Just like how threat actors are making old techniques more effective with technology, FIs similarly need to continue their focus on foundational controls but with advanced tech. For example, safeguarding against advanced Phishing/whaling attacks with AI/ML based email security, external intelligence monitoring.

Lastly, the most basic foundational controls can always use some additional focus – such as through effective consumer awareness programs.

Mitigating And Preventing Cybercrimes With Cyber Security

Technologies and controls can span across functions – so it is important for different teams (like cyber, fraud, compliance) within an institution to take a converged view on risk and controls. For example, fraud and cyber controls can be enhanced with AI/ML based account takeover and transaction protection rules.

Fraud detection rules need to be continuously strengthened with user behaviour and demographic analytics. There have also been instances of the proliferation of highly sophisticated supply chain attacks, where malicious code can make way into a company’s system via third party products.

This makes managed service providers high-value targets and requires institutions to re-evaluate their third-party controls to ensure vendors implement and demonstrate adequate controls.

Top FIs’ Actions In Ensuring Security of Their Data

The adoption of emerging technologies are a key focus amongst top FIs, as they have now become a necessity to protect against advanced threat actors. A recent IBM security study found that the adoption of AI, security analytics, and encryption were the top three mitigating factors shown to reduce the cost of a breach, saving companies between $1.25 million and $1.49 million compared to those who did not have significant usage of these tools.

FIs are also implementing a more robust Security-By-Design program to ensure security controls are considered and implemented much earlier in the system development process. This ‘shift-left’ approach reduces cost of security controls and helps faster go-to-market deployments as it is much easier to fix issues during the early stages of system development.

Automation (like compliance as code and automated security patterns that define easily consumable security requirements) can further streamline this approach and reduce friction.

Things Companies Can Do To Increase Their Cyber Security Resilience Levels

The convergence of business continuity and security is another area of significance. Technology used to be an enabler but has now become the business itself. Every aspect of business is now tightly integrated with technology or even replaced by technology.
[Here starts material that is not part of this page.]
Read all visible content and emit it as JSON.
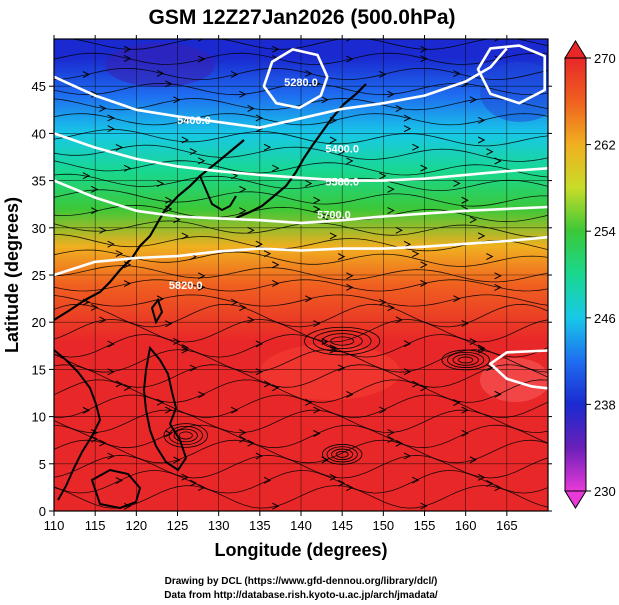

Hence, business continuity programs need to consider security risks to develop appropriate response and continuity procedures.

There is a lot of focus on preventing cyberattacks (rightly so), but another important question is when (not if) an attack happens, how can they be mitigated with minimal impact and with customer communications managed effectively?

Resilience measures will have to be embedded in design and operations of processes and systems. As companies look towards the next level of maturity, FIs are looking to create unified Security, Privacy, and Resilience by design programs, which is a more efficient way to embed the relevant controls. 


Content distribution is diversifying through new platforms and modes of access such as links and QR codes. With each new platform is another chance for businesses to sell and inform clients of their services. Yet it is also another possible means for cybercriminals to attack businesses. Businesses thus need to defend themselves on all fronts, with equal attention to all fronts, not losing sight of any. Paying too much attention to one mode of cybercrime, for example phishing links in the OCBC scam and forgoing attention on other modes is an unwise move. Possible cybercrime tactics which have yet to be utilized does not make them a less plausible attack channel in the future. Such is the way to stay ahead of cybercriminals in the arms race.